O budismo e a identidade gay

Fazendo parte da classe média paulistana, e, mais, daquela parte supostamente intelectualizada, conheço muitas pessoas com aversão à Igreja Católica. A Igreja é vista como uma instituição atrasada, retrógrada, obscurantista, etc. É claro que aqueles que têm um pouco mais de informação reconhecem a importância dela para a história da civilização ocidental. Porém, mesmo esses não nutrem, em geral, simpatias pela Igreja.

Dentre essas pessoas, os gays constituem um dos grupos mais avessos ao catolicismo. Não todos, é claro, mas muitos deles. Não é difícil de entender o porquê. Ao olhar para a Igreja, muitos gays enxergam uma instituição que lhes nega o próprio modo de estar-no-mundo. É como se ela lhes dissesse: “eu sou contra você”. Isso não é verdade, mas não importa. Sei que essa é a impressão que muitos gays têm a respeito da Igreja.

Se, nos círculos sociais intelectualizados paulistanos, é comum encontrar aversão à Igreja, o mesmo não ocorre com o budismo. Pelo contrário. Nesses círculos, a aceitação ao budismo parece ser oposta à aceitação da Igreja. Para muitos, seria um exemplo de religião – admitindo-se que o termo se aplique ao budismo – tolerante. No budismo, pensam, não há pecado. Todos são bem-vindos. Creio que essa imagem exerce um fascínio especial sobre os gays que mencionei acima, os gays que sentem aversão pela Igreja.

Não escrevo este post para criticar o budismo. Na verdade, até que simpatizo com ele. Ceteris paribus, acho melhor um gay ser budista do que não sê-lo. Porém, não posso deixar de notar o que julgo ser um desconhecimento, presente nesses círculos intelectualizados de classe média, sobre as implicações do budismo. Penso especificamente na questão dos homossexuais.

No limite, o budismo não “aceita” a orientação homossexual, assim como o catolicismo não o faz. Li recentemente um texto do site Tzal.org que mostra isso com clareza – e de forma muito melhor do que eu mesmo seria capaz de dizer. O texto parece uma entrevista na qual Padma Dorje responde perguntas sobre a posição do budismo diante do homossexualismo. O texto é extenso, por isso chamo a atenção apenas para o aspecto que mais me interessou.

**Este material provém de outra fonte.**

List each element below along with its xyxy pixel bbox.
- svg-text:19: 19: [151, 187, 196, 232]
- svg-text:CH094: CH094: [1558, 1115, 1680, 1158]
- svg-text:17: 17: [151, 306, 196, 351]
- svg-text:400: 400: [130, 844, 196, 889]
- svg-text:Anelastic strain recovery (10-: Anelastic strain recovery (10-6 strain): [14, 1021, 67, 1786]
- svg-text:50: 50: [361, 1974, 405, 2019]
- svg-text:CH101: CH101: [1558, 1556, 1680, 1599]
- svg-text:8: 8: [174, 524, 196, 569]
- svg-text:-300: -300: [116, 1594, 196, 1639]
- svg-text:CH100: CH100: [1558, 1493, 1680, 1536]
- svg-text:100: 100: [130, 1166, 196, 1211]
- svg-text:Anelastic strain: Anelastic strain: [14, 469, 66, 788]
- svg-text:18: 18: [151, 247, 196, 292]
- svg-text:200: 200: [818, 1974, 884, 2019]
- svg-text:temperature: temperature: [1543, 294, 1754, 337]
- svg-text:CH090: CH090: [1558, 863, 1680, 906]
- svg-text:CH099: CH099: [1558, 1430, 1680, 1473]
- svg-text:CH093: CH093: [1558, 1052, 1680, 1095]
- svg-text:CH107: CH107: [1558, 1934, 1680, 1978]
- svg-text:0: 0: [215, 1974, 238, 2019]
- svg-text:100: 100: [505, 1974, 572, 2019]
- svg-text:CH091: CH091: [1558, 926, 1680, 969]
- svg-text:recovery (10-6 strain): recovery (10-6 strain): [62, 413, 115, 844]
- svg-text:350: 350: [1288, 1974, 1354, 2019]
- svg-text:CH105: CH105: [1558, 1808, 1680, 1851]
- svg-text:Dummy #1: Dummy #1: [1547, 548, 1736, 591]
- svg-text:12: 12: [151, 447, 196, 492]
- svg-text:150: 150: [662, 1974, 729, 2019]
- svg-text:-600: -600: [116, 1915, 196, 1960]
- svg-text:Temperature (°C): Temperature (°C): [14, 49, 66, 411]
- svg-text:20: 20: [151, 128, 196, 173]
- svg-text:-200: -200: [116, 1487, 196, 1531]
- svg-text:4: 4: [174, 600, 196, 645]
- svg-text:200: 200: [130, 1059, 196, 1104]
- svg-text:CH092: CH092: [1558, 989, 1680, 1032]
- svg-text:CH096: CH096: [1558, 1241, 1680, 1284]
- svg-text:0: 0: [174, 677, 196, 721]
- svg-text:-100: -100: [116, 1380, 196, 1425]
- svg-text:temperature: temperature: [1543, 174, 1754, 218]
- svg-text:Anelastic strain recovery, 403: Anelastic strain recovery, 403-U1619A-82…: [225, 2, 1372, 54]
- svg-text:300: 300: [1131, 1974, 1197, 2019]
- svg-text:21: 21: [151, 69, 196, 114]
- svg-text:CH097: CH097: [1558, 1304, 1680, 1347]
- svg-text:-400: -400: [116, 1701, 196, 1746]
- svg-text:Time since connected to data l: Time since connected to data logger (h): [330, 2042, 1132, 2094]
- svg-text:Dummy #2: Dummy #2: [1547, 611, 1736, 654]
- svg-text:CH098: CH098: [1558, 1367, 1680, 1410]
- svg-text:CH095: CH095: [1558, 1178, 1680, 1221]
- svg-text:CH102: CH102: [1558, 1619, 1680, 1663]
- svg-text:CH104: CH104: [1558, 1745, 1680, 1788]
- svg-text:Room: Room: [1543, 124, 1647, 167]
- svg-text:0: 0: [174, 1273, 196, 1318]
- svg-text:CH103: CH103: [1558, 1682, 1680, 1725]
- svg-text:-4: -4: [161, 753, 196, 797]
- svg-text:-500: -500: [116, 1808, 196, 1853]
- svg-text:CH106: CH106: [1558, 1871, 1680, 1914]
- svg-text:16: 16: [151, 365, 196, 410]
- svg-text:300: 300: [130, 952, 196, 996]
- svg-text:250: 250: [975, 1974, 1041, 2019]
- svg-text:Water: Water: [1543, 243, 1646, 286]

É claro que a postura do budismo diante da orientação homossexual difere da do catolicismo. Não digo que sejam iguais. Porém, ambas as doutrinas consideram um equívoco a afirmação da orientação homossexual (assim como, creio, ambas consideram equivocada a afirmação da orientação heterossexual, ainda que alguns cristãos conservadores pensem o contrário). Essa frase ilustra bem a postura budista:

Nenhum hábito é motivo de orgulho, e se identificar com os próprios hábitos e propensões é uma forma de sofrimento, em todo caso. (…). As propensões, principalmente as reificadas, são um obstáculo à iluminação, porque há tamanha identificação do eu com algo. Eu SOU isso, ou aquilo, não vai produzir a iluminação da pessoa.

Não se trata de dizer a um gay que ele deve esconder sua orientação sexual, nem que ele deva sentir vergonha dela. Mas, segundo o budismo, ela não deveria ser vista como motivo de orgulho. Não deveria ser afirmada. O mesmo, é claro, vale para outros tipos de identidade: gênero, raça, nacionalidade, etc. Creio que todos, gays ou não, teriam a ganhar meditando sobre isso.